With the new SUSPIRIA, Kristen Stewart is moving over, it seems, to make room for Dakota Johnson as she now emerges as the young person's female guide to all that's dark and erotic upon the big screen. Johnson is cast as the ingenue in version number two: Susan Bannion. I'm not yet scholarly on the work of Johnson, but Stewart-wise: Kristen shows, getting some time and distance from the cinema's Lugosi Syndrome, to have morphed into a first-rate film actor. I still remind movie fans: if you haven't seen Stewart in Clouds of Sils Maria … better do it.
But we've got witches 'n' magic to talk up regarding Guadagnino's new Suspiria treatment. Besides Dakota, another perfectly placed actor is Tilda Swinton. If you've seen Tilda in but only one film, you haven't forgotten her. She rather resembles David Bowie, or at least she's as androgynous as the late, great Bowie was. And Swinton, like Bowie, has maintained her “slender man, er … “slender woman” figure.
SUSPIRIA is akin to Darron Aronosky's BLACK SWAN starring Natalie Portman and Mila Kunis. Both films are quite dark and deal with dancing and dancers. Although SWAN isn't timid by any stretch, it doesn't stretch nearly as far into weirdness and, what I call, insanity … as SUSPIRIA does. All that is supernatural again lurks in the remake of Argento's original; supernatural, and what many call religious insanity.

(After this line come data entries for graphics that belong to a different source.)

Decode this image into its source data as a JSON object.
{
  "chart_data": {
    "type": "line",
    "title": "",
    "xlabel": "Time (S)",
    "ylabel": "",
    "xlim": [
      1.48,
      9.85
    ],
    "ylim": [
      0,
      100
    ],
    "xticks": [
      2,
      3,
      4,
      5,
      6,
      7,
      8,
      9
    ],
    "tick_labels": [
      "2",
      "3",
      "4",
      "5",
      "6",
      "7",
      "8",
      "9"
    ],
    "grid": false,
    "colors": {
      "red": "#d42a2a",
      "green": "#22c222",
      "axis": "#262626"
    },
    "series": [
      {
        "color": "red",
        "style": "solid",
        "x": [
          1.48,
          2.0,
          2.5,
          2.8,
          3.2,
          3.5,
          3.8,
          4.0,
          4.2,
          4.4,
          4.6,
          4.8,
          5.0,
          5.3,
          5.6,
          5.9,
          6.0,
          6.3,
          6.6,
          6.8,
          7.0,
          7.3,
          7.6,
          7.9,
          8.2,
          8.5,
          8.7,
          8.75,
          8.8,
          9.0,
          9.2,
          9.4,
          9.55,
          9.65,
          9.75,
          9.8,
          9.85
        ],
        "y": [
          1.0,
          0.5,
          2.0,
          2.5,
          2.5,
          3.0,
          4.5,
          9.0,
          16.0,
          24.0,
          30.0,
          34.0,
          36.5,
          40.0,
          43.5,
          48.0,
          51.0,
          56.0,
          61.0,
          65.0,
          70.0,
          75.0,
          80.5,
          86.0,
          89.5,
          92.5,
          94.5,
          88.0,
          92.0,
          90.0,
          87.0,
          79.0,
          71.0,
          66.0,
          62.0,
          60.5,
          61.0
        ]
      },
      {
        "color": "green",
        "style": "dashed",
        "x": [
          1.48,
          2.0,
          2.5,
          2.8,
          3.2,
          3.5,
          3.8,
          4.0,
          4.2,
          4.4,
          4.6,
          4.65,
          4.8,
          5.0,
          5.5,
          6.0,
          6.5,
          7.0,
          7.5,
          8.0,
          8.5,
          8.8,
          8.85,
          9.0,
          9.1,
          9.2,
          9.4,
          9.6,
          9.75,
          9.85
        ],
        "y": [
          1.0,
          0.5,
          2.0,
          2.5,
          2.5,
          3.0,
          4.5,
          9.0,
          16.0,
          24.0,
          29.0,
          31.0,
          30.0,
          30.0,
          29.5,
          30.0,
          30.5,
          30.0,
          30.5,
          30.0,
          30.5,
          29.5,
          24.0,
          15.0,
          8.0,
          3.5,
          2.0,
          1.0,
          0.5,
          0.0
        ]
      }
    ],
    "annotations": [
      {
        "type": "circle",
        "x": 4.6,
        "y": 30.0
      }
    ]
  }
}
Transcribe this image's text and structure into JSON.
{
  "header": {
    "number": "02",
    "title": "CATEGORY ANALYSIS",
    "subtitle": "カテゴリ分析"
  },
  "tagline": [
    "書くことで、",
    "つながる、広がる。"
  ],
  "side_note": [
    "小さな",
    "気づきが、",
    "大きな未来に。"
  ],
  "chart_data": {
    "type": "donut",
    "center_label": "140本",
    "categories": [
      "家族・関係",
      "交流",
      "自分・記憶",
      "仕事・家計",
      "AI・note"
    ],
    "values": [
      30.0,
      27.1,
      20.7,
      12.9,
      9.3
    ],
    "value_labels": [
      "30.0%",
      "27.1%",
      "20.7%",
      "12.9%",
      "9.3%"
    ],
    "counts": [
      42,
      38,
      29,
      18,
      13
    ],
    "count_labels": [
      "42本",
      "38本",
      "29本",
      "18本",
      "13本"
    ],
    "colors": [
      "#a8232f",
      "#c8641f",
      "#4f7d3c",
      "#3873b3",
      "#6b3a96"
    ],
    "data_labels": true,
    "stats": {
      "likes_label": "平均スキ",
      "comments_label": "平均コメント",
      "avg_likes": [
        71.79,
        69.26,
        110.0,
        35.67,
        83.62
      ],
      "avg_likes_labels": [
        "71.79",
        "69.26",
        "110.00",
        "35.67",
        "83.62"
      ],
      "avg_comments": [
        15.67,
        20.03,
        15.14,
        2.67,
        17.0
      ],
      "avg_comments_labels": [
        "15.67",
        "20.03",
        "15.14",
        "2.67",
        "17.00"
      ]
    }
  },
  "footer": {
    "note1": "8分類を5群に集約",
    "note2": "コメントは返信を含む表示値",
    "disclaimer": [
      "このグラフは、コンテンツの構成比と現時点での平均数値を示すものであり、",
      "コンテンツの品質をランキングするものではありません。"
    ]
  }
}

Compounding the weirdness, Suspiria is set well after World War II in Berlin. But it's East Berlin. The Soviet Union is now throttling that end of Deutschland, even though the stench of fascism has yet to waft into history. (Does it ever?) Yes, all characters are really weird, except for Miss Bannion, who's come all the way from Ohio to learn how to dance with Madame Blanc (Tilda) as her masterful teacher.
The Tanz building shown in the film is also a dorm for all the females who've been allowed to come and work under Madame Blanc and her team of very weird women. All of them are androgynous of course ... except for Susan and another dancer called Sara, played by Mia Goth. She was in the cast of Lars Von Trier's very weird movie, NYMPHOMANIA: VOLUME II, which you may recall had another good female actor who also usually appears in weird movies: Charlotte Gainsbough. For sure, Ms. Gainsbourgh would have neatly fit into Guadagnino picture.
SUSPIRA's plot hangs with, to a great extent, an old, professional man at odds with the coven over at the Tanz Hall. He recalls, in flashback, his gone-missing wife during WWII. She's played by Jessica Harper, who happened to do Suzy Bannion in SUSPIRIA number one. Harper just couldn't say no.
With the current political rhetoric flying across the nation on media ... news and social, I wouldn't want to suggest the phrase that “SUSPIRIA is a witch hunt.” It is, however, safe to say that the movie is more what witches are hunting, and who are some of those caught up, so to speak, by these clever females.